- Born: 23 August 1808 Schwechat
- Died: 1 October 1879 (aged 71) Vienna
- Allegiance: Austrian Empire
- Service years: 1827–1866
- Rank: Feldzeugmeister
- Commands: IX Corps
- Conflicts: First Italian Independence War Battle of Santa Lucia; Battle of Custoza; Second Italian War of Independence Battle of Magenta; Battle of Solferino; Third Italian War of Independence Battle of Custoza (1866);
- Awards: Military Order of Maria Theresa

= Ernst Ritter von Hartung =

Austrian artillery officer (1808–1879)

Ernst Ritter von Hartung (23 August 1808 – 1 October 1879) was an Austrian Feldzeugmeister and military theorist.

==Biography==
Born in Schwechat, Hartung came from an old knightly family originally based in Hanover. In 1827 Hartung was posted as ensign in the No. 1 Infantry Regiment. He was promoted to lieutenant on 15 March 1831, lieutenant on 16 August 1834 and captain on 1 March 1844.

During the First Italian War of Independence, he fought at Santa Lucia, and was promoted to major in Regiment No. 17 and decorated with the Military Cross of Merit with the war decoration. Thereafter, Hartung fought in the first corps at the Battle of Custoza and during the Five Days of Milan. He took part in the submission of Bologna and of Ancona. In all of these events, he excelled so much that he was awarded the Order of the Iron Crown (3rd class) and promoted to lieutenant colonel.

In 1850, he served as adjutant to then Adjutant General to Fielmarshal Radetzky, after which he was named Colonel and Commander of Infantry Regiment No. 23. On 25 September 1854 Hartung was promoted major general and appointed command of a brigade in the 2nd Army Corps. In 1859, he and his brigade took part in the war against France and Piedmont. As part of the 3rd Army Corps they fought at Magenta and Solferino.

On 15 August 1862, he was appointed commander of the coastal region and in Istria. On 13 August 1863, he was promoted to Feldmarshall-Leutnant and a year later he became Inhaber of Infantry Regiment No. 47.

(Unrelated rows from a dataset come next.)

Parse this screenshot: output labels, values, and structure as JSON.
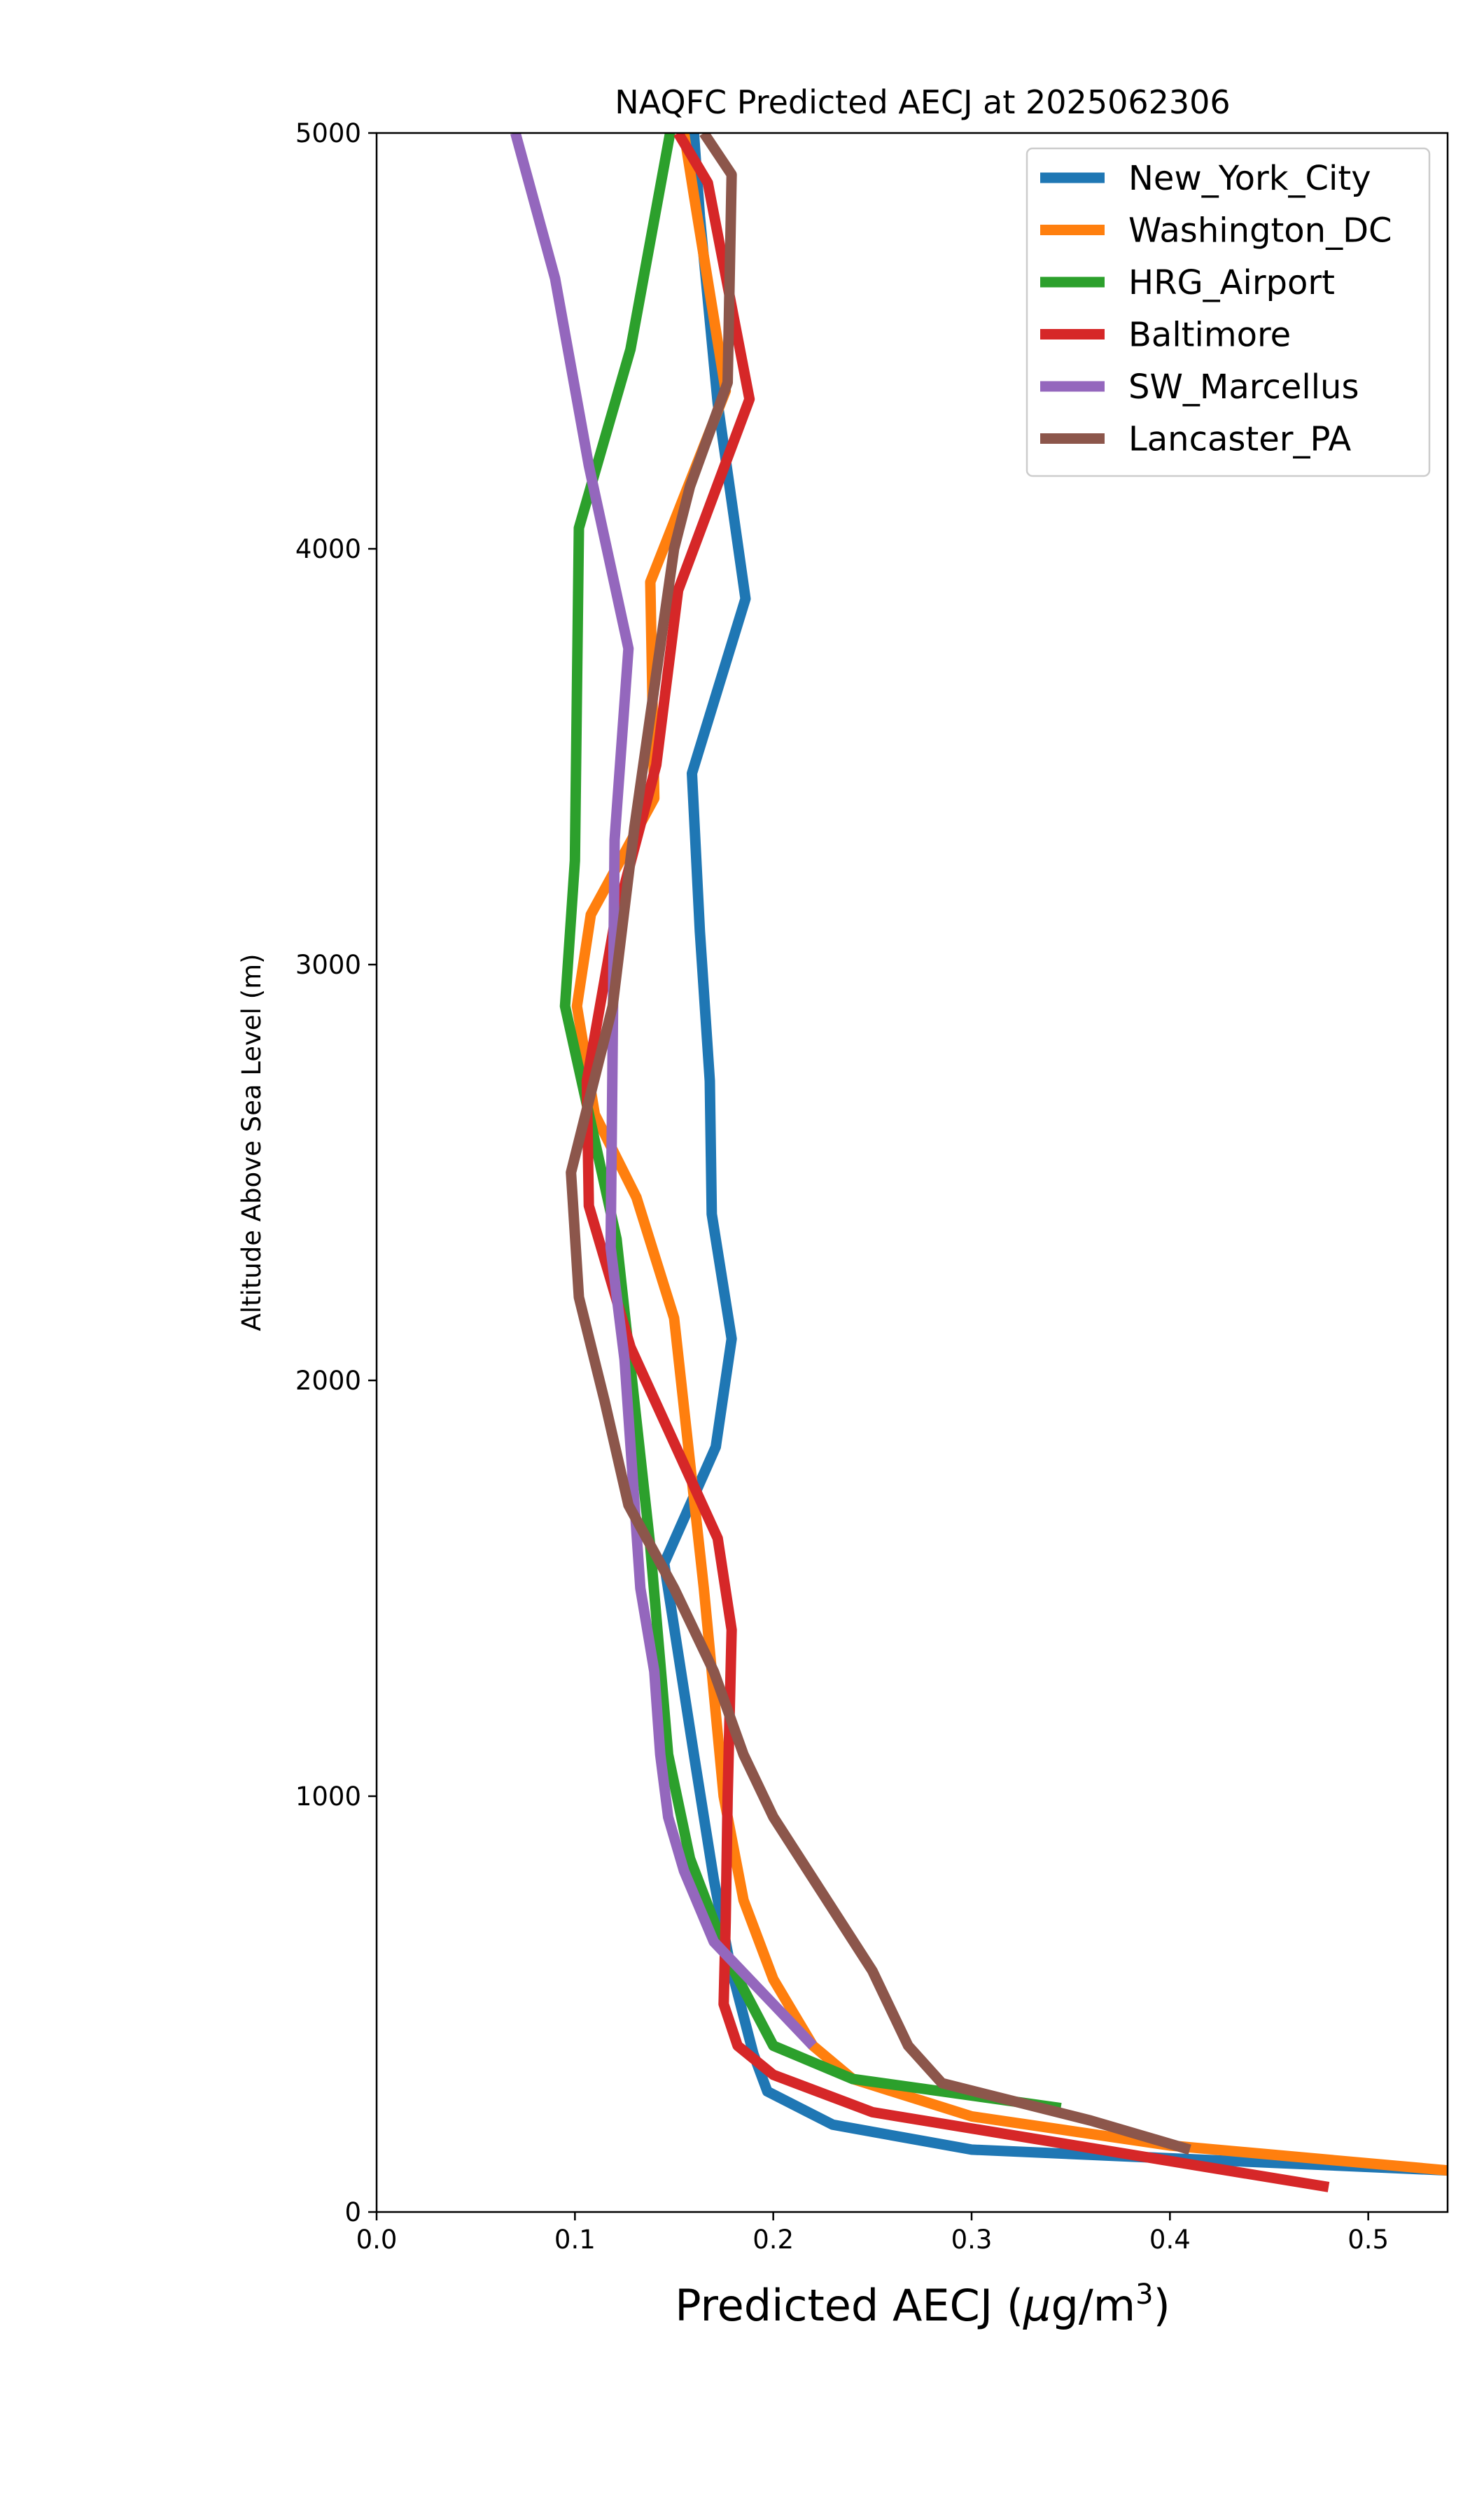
{
  "chart_data": {
    "type": "line",
    "title": "NAQFC Predicted AECJ at 2025062306",
    "xlabel_main": "Predicted AECJ (",
    "xlabel_mu": "μ",
    "xlabel_unit": "g/m",
    "xlabel_sup": "3",
    "xlabel_close": ")",
    "ylabel": "Altitude Above Sea Level (m)",
    "xlim": [
      0,
      0.54
    ],
    "ylim": [
      0,
      5000
    ],
    "xticks": [
      "0.0",
      "0.1",
      "0.2",
      "0.3",
      "0.4",
      "0.5"
    ],
    "yticks": [
      "0",
      "1000",
      "2000",
      "3000",
      "4000",
      "5000"
    ],
    "legend_position": "top-right",
    "series": [
      {
        "name": "New_York_City",
        "color": "#1f77b4",
        "points": [
          [
            0.54,
            100
          ],
          [
            0.3,
            150
          ],
          [
            0.23,
            210
          ],
          [
            0.197,
            290
          ],
          [
            0.19,
            380
          ],
          [
            0.178,
            600
          ],
          [
            0.17,
            800
          ],
          [
            0.16,
            1100
          ],
          [
            0.145,
            1560
          ],
          [
            0.171,
            1840
          ],
          [
            0.179,
            2100
          ],
          [
            0.169,
            2400
          ],
          [
            0.168,
            2720
          ],
          [
            0.163,
            3080
          ],
          [
            0.159,
            3460
          ],
          [
            0.186,
            3880
          ],
          [
            0.172,
            4350
          ],
          [
            0.163,
            4800
          ],
          [
            0.16,
            5000
          ]
        ]
      },
      {
        "name": "Washington_DC",
        "color": "#ff7f0e",
        "points": [
          [
            0.54,
            100
          ],
          [
            0.4,
            160
          ],
          [
            0.3,
            230
          ],
          [
            0.24,
            320
          ],
          [
            0.22,
            400
          ],
          [
            0.2,
            560
          ],
          [
            0.185,
            750
          ],
          [
            0.175,
            1000
          ],
          [
            0.165,
            1500
          ],
          [
            0.15,
            2150
          ],
          [
            0.131,
            2440
          ],
          [
            0.11,
            2640
          ],
          [
            0.101,
            2900
          ],
          [
            0.108,
            3120
          ],
          [
            0.14,
            3400
          ],
          [
            0.138,
            3920
          ],
          [
            0.176,
            4380
          ],
          [
            0.16,
            4850
          ],
          [
            0.155,
            5000
          ]
        ]
      },
      {
        "name": "HRG_Airport",
        "color": "#2ca02c",
        "points": [
          [
            0.345,
            250
          ],
          [
            0.24,
            320
          ],
          [
            0.2,
            400
          ],
          [
            0.178,
            600
          ],
          [
            0.158,
            850
          ],
          [
            0.147,
            1100
          ],
          [
            0.138,
            1600
          ],
          [
            0.121,
            2340
          ],
          [
            0.095,
            2900
          ],
          [
            0.1,
            3250
          ],
          [
            0.102,
            4050
          ],
          [
            0.128,
            4480
          ],
          [
            0.148,
            5000
          ]
        ]
      },
      {
        "name": "Baltimore",
        "color": "#d62728",
        "points": [
          [
            0.48,
            60
          ],
          [
            0.25,
            240
          ],
          [
            0.2,
            330
          ],
          [
            0.182,
            400
          ],
          [
            0.175,
            500
          ],
          [
            0.176,
            700
          ],
          [
            0.177,
            1000
          ],
          [
            0.179,
            1400
          ],
          [
            0.172,
            1620
          ],
          [
            0.128,
            2080
          ],
          [
            0.107,
            2420
          ],
          [
            0.106,
            2720
          ],
          [
            0.12,
            3100
          ],
          [
            0.141,
            3480
          ],
          [
            0.152,
            3900
          ],
          [
            0.188,
            4360
          ],
          [
            0.167,
            4880
          ],
          [
            0.152,
            5000
          ]
        ]
      },
      {
        "name": "SW_Marcellus",
        "color": "#9467bd",
        "points": [
          [
            0.22,
            400
          ],
          [
            0.2,
            500
          ],
          [
            0.17,
            650
          ],
          [
            0.155,
            820
          ],
          [
            0.147,
            950
          ],
          [
            0.143,
            1100
          ],
          [
            0.14,
            1300
          ],
          [
            0.133,
            1500
          ],
          [
            0.125,
            2050
          ],
          [
            0.118,
            2320
          ],
          [
            0.119,
            2800
          ],
          [
            0.12,
            3300
          ],
          [
            0.127,
            3760
          ],
          [
            0.107,
            4200
          ],
          [
            0.09,
            4650
          ],
          [
            0.07,
            5000
          ]
        ]
      },
      {
        "name": "Lancaster_PA",
        "color": "#8c564b",
        "points": [
          [
            0.41,
            150
          ],
          [
            0.36,
            220
          ],
          [
            0.285,
            310
          ],
          [
            0.268,
            400
          ],
          [
            0.25,
            580
          ],
          [
            0.2,
            950
          ],
          [
            0.185,
            1100
          ],
          [
            0.17,
            1300
          ],
          [
            0.15,
            1500
          ],
          [
            0.127,
            1700
          ],
          [
            0.115,
            1950
          ],
          [
            0.102,
            2200
          ],
          [
            0.098,
            2500
          ],
          [
            0.119,
            2900
          ],
          [
            0.13,
            3330
          ],
          [
            0.15,
            4000
          ],
          [
            0.158,
            4150
          ],
          [
            0.177,
            4400
          ],
          [
            0.179,
            4900
          ],
          [
            0.165,
            5000
          ]
        ]
      }
    ]
  }
}
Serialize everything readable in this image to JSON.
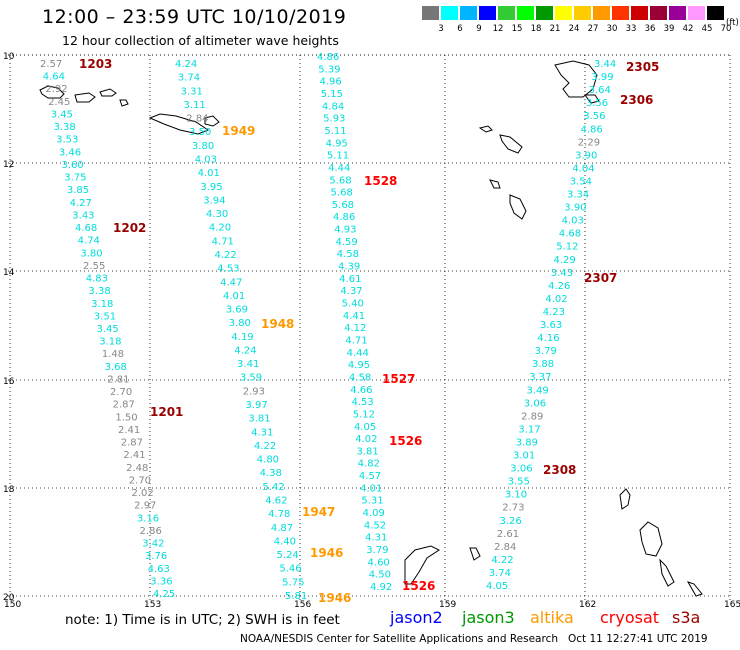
{
  "header": {
    "title": "12:00 – 23:59 UTC 10/10/2019",
    "subtitle": "12 hour collection of altimeter wave heights"
  },
  "colorbar": {
    "labels": [
      "3",
      "6",
      "9",
      "12",
      "15",
      "18",
      "21",
      "24",
      "27",
      "30",
      "33",
      "36",
      "39",
      "42",
      "45",
      "70"
    ],
    "colors": [
      "#777777",
      "#00ffff",
      "#00b4ff",
      "#0000ff",
      "#33cc33",
      "#00ff00",
      "#009900",
      "#ffff00",
      "#ffcc00",
      "#ff9900",
      "#ff3300",
      "#cc0000",
      "#990033",
      "#990099",
      "#ff99ff",
      "#000000"
    ],
    "unit": "(ft)"
  },
  "map": {
    "lat_labels": [
      "10",
      "12",
      "14",
      "16",
      "18",
      "20"
    ],
    "lon_labels": [
      "150",
      "153",
      "156",
      "159",
      "162",
      "165"
    ],
    "tracks": [
      {
        "mark": "1203",
        "time_color": "#990000",
        "time_x": 79,
        "time_y": 68,
        "ticks": [
          [
            "2.57",
            "#888888"
          ],
          [
            "4.64",
            "#00dddd"
          ],
          [
            "2.92",
            "#888888"
          ],
          [
            "2.45",
            "#888888"
          ],
          [
            "3.45",
            "#00dddd"
          ],
          [
            "3.38",
            "#00dddd"
          ],
          [
            "3.53",
            "#00dddd"
          ],
          [
            "3.46",
            "#00dddd"
          ],
          [
            "3.60",
            "#00dddd"
          ],
          [
            "3.75",
            "#00dddd"
          ],
          [
            "3.85",
            "#00dddd"
          ],
          [
            "4.27",
            "#00dddd"
          ],
          [
            "3.43",
            "#00dddd"
          ],
          [
            "4.68",
            "#00dddd"
          ],
          [
            "4.74",
            "#00dddd"
          ],
          [
            "3.80",
            "#00dddd"
          ],
          [
            "2.55",
            "#888888"
          ],
          [
            "4.83",
            "#00dddd"
          ],
          [
            "3.38",
            "#00dddd"
          ],
          [
            "3.18",
            "#00dddd"
          ],
          [
            "3.51",
            "#00dddd"
          ],
          [
            "3.45",
            "#00dddd"
          ],
          [
            "3.18",
            "#00dddd"
          ],
          [
            "1.48",
            "#888888"
          ],
          [
            "3.68",
            "#00dddd"
          ],
          [
            "2.81",
            "#888888"
          ],
          [
            "2.70",
            "#888888"
          ],
          [
            "2.87",
            "#888888"
          ],
          [
            "1.50",
            "#888888"
          ],
          [
            "2.41",
            "#888888"
          ],
          [
            "2.87",
            "#888888"
          ],
          [
            "2.41",
            "#888888"
          ],
          [
            "2.48",
            "#888888"
          ],
          [
            "2.70",
            "#888888"
          ],
          [
            "2.02",
            "#888888"
          ],
          [
            "2.97",
            "#888888"
          ],
          [
            "3.16",
            "#00dddd"
          ],
          [
            "2.86",
            "#888888"
          ],
          [
            "3.42",
            "#00dddd"
          ],
          [
            "3.76",
            "#00dddd"
          ],
          [
            "4.63",
            "#00dddd"
          ],
          [
            "3.36",
            "#00dddd"
          ],
          [
            "4.25",
            "#00dddd"
          ]
        ]
      },
      {
        "mark": "1949",
        "time_color": "#ff9900",
        "time_x": 222,
        "time_y": 135,
        "ticks": [
          [
            "4.24",
            "#00dddd"
          ],
          [
            "3.74",
            "#00dddd"
          ],
          [
            "3.31",
            "#00dddd"
          ],
          [
            "3.11",
            "#00dddd"
          ],
          [
            "2.84",
            "#888888"
          ],
          [
            "3.50",
            "#00dddd"
          ],
          [
            "3.80",
            "#00dddd"
          ],
          [
            "4.03",
            "#00dddd"
          ],
          [
            "4.01",
            "#00dddd"
          ],
          [
            "3.95",
            "#00dddd"
          ],
          [
            "3.94",
            "#00dddd"
          ],
          [
            "4.30",
            "#00dddd"
          ],
          [
            "4.20",
            "#00dddd"
          ],
          [
            "4.71",
            "#00dddd"
          ],
          [
            "4.22",
            "#00dddd"
          ],
          [
            "4.53",
            "#00dddd"
          ],
          [
            "4.47",
            "#00dddd"
          ],
          [
            "4.01",
            "#00dddd"
          ],
          [
            "3.69",
            "#00dddd"
          ],
          [
            "3.80",
            "#00dddd"
          ],
          [
            "4.19",
            "#00dddd"
          ],
          [
            "4.24",
            "#00dddd"
          ],
          [
            "3.41",
            "#00dddd"
          ],
          [
            "3.59",
            "#00dddd"
          ],
          [
            "2.93",
            "#888888"
          ],
          [
            "3.97",
            "#00dddd"
          ],
          [
            "3.81",
            "#00dddd"
          ],
          [
            "4.31",
            "#00dddd"
          ],
          [
            "4.22",
            "#00dddd"
          ],
          [
            "4.80",
            "#00dddd"
          ],
          [
            "4.38",
            "#00dddd"
          ],
          [
            "5.42",
            "#00dddd"
          ],
          [
            "4.62",
            "#00dddd"
          ],
          [
            "4.78",
            "#00dddd"
          ],
          [
            "4.87",
            "#00dddd"
          ],
          [
            "4.40",
            "#00dddd"
          ],
          [
            "5.24",
            "#00dddd"
          ],
          [
            "5.46",
            "#00dddd"
          ],
          [
            "5.75",
            "#00dddd"
          ],
          [
            "5.81",
            "#00dddd"
          ]
        ]
      },
      {
        "mark": "1528",
        "time_color": "#ff0000",
        "time_x": 364,
        "time_y": 185,
        "ticks": [
          [
            "4.86",
            "#00dddd"
          ],
          [
            "5.39",
            "#00dddd"
          ],
          [
            "4.96",
            "#00dddd"
          ],
          [
            "5.15",
            "#00dddd"
          ],
          [
            "4.84",
            "#00dddd"
          ],
          [
            "5.93",
            "#00dddd"
          ],
          [
            "5.11",
            "#00dddd"
          ],
          [
            "4.95",
            "#00dddd"
          ],
          [
            "5.11",
            "#00dddd"
          ],
          [
            "4.44",
            "#00dddd"
          ],
          [
            "5.68",
            "#00dddd"
          ],
          [
            "5.68",
            "#00dddd"
          ],
          [
            "5.68",
            "#00dddd"
          ],
          [
            "4.86",
            "#00dddd"
          ],
          [
            "4.93",
            "#00dddd"
          ],
          [
            "4.59",
            "#00dddd"
          ],
          [
            "4.58",
            "#00dddd"
          ],
          [
            "4.39",
            "#00dddd"
          ],
          [
            "4.61",
            "#00dddd"
          ],
          [
            "4.37",
            "#00dddd"
          ],
          [
            "5.40",
            "#00dddd"
          ],
          [
            "4.41",
            "#00dddd"
          ],
          [
            "4.12",
            "#00dddd"
          ],
          [
            "4.71",
            "#00dddd"
          ],
          [
            "4.44",
            "#00dddd"
          ],
          [
            "4.95",
            "#00dddd"
          ],
          [
            "4.58",
            "#00dddd"
          ],
          [
            "4.66",
            "#00dddd"
          ],
          [
            "4.53",
            "#00dddd"
          ],
          [
            "5.12",
            "#00dddd"
          ],
          [
            "4.05",
            "#00dddd"
          ],
          [
            "4.02",
            "#00dddd"
          ],
          [
            "3.81",
            "#00dddd"
          ],
          [
            "4.82",
            "#00dddd"
          ],
          [
            "4.57",
            "#00dddd"
          ],
          [
            "4.01",
            "#00dddd"
          ],
          [
            "5.31",
            "#00dddd"
          ],
          [
            "4.09",
            "#00dddd"
          ],
          [
            "4.52",
            "#00dddd"
          ],
          [
            "4.31",
            "#00dddd"
          ],
          [
            "3.79",
            "#00dddd"
          ],
          [
            "4.60",
            "#00dddd"
          ],
          [
            "4.50",
            "#00dddd"
          ],
          [
            "4.92",
            "#00dddd"
          ]
        ]
      },
      {
        "mark": "2305",
        "time_color": "#990000",
        "time_x": 626,
        "time_y": 71,
        "ticks": [
          [
            "3.44",
            "#00dddd"
          ],
          [
            "3.99",
            "#00dddd"
          ],
          [
            "3.64",
            "#00dddd"
          ],
          [
            "3.56",
            "#00dddd"
          ],
          [
            "3.56",
            "#00dddd"
          ],
          [
            "4.86",
            "#00dddd"
          ],
          [
            "2.29",
            "#888888"
          ],
          [
            "3.90",
            "#00dddd"
          ],
          [
            "4.04",
            "#00dddd"
          ],
          [
            "3.54",
            "#00dddd"
          ],
          [
            "3.34",
            "#00dddd"
          ],
          [
            "3.90",
            "#00dddd"
          ],
          [
            "4.03",
            "#00dddd"
          ],
          [
            "4.68",
            "#00dddd"
          ],
          [
            "5.12",
            "#00dddd"
          ],
          [
            "4.29",
            "#00dddd"
          ],
          [
            "3.43",
            "#00dddd"
          ],
          [
            "4.26",
            "#00dddd"
          ],
          [
            "4.02",
            "#00dddd"
          ],
          [
            "4.23",
            "#00dddd"
          ],
          [
            "3.63",
            "#00dddd"
          ],
          [
            "4.16",
            "#00dddd"
          ],
          [
            "3.79",
            "#00dddd"
          ],
          [
            "3.88",
            "#00dddd"
          ],
          [
            "3.37",
            "#00dddd"
          ],
          [
            "3.49",
            "#00dddd"
          ],
          [
            "3.06",
            "#00dddd"
          ],
          [
            "2.89",
            "#888888"
          ],
          [
            "3.17",
            "#00dddd"
          ],
          [
            "3.89",
            "#00dddd"
          ],
          [
            "3.01",
            "#00dddd"
          ],
          [
            "3.06",
            "#00dddd"
          ],
          [
            "3.55",
            "#00dddd"
          ],
          [
            "3.10",
            "#00dddd"
          ],
          [
            "2.73",
            "#888888"
          ],
          [
            "3.26",
            "#00dddd"
          ],
          [
            "2.61",
            "#888888"
          ],
          [
            "2.84",
            "#888888"
          ],
          [
            "4.22",
            "#00dddd"
          ],
          [
            "3.74",
            "#00dddd"
          ],
          [
            "4.05",
            "#00dddd"
          ]
        ]
      }
    ],
    "time_labels": [
      {
        "text": "1202",
        "color": "#990000"
      },
      {
        "text": "1201",
        "color": "#990000"
      },
      {
        "text": "1948",
        "color": "#ff9900"
      },
      {
        "text": "1947",
        "color": "#ff9900"
      },
      {
        "text": "1946",
        "color": "#ff9900"
      },
      {
        "text": "1946",
        "color": "#ff9900"
      },
      {
        "text": "1527",
        "color": "#ff0000"
      },
      {
        "text": "1526",
        "color": "#ff0000"
      },
      {
        "text": "1526",
        "color": "#ff0000"
      },
      {
        "text": "2306",
        "color": "#990000"
      },
      {
        "text": "2307",
        "color": "#990000"
      },
      {
        "text": "2308",
        "color": "#990000"
      }
    ]
  },
  "footer": {
    "note": "note: 1) Time is in UTC; 2) SWH is in feet",
    "legend": [
      {
        "name": "jason2",
        "color": "#0000ff"
      },
      {
        "name": "jason3",
        "color": "#009900"
      },
      {
        "name": "altika",
        "color": "#ff9900"
      },
      {
        "name": "cryosat",
        "color": "#ff0000"
      },
      {
        "name": "s3a",
        "color": "#990000"
      }
    ],
    "credit": "NOAA/NESDIS Center for Satellite Applications and Research   Oct 11 12:27:41 UTC 2019"
  }
}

During the Austro-Prussian War, Hartung served in the South Army under Archduke Albert against Italy. Hartung commanded the IX Corps and contributed significantly to the Austrian victory at Custoza on 24 June 1866. Hartung had the right wing of his corps act against the enemy immediately after the Italian occupation of Sommacampagna and Berettara and his repeated attacks against the enemy troops deployed on Monte Croce prevented the whole army from being seriously endangered. The enemy was unable to penetrate the heights of Casa del Sole. After the bloody attacks by his brigades Weckbecker and Böck and the stubborn resistance on the part of the Thun Regiment on the Monte Belvedere and the Monte Arabico, which made the attack of the VII Corps much easier. At the decisive moment with his last reserve he captured the Italian held Monte Croce.

On 4 October 1866, Hartung was appointed interim commanding general for Upper and Lower Austria, Salzburg, Moravia and Silesia, and on 20 March 1868 as commanding general in Vienna. After he had advanced to become a Felzeugmeister on 22 April 1868, he was awarded the Order of the Iron Crown 1st Class on 19 February 1869 and retired on 1 March 1869 at his own request.

Hartung was also a military theorist and had directed the revision of the service regulations and participated in the revision of the exercise regulations that had been started after the war in 1859. His work in this area continued in the following decades of the reorganization of the imperial-royal army. After his retirement, he was appointed a lifelong member of the House of Lords and was repeatedly sent to the delegations of the Austrian Reichsrat.

==Bibliography==
- Geoffrey Wawro, The Austro-Prussian War. Austria's war with Prussia and Italy in 1866 (New York 2007), ISBN 9780521629515
- Oscar Criste, Hartung, Ernst Ritter von. in: Allgemeine Deutsche Biographie (ADB). Band 50, Duncker & Humblot, Leipzig 1905, S. 34 f.
- Nikolaus von Preradovich:, Hartung, Ernst Ritter von. in: Neue Deutsche Biographie (NDB). Band 8, Duncker & Humblot, Berlin 1969, ISBN 3-428-00189-3, S. 8.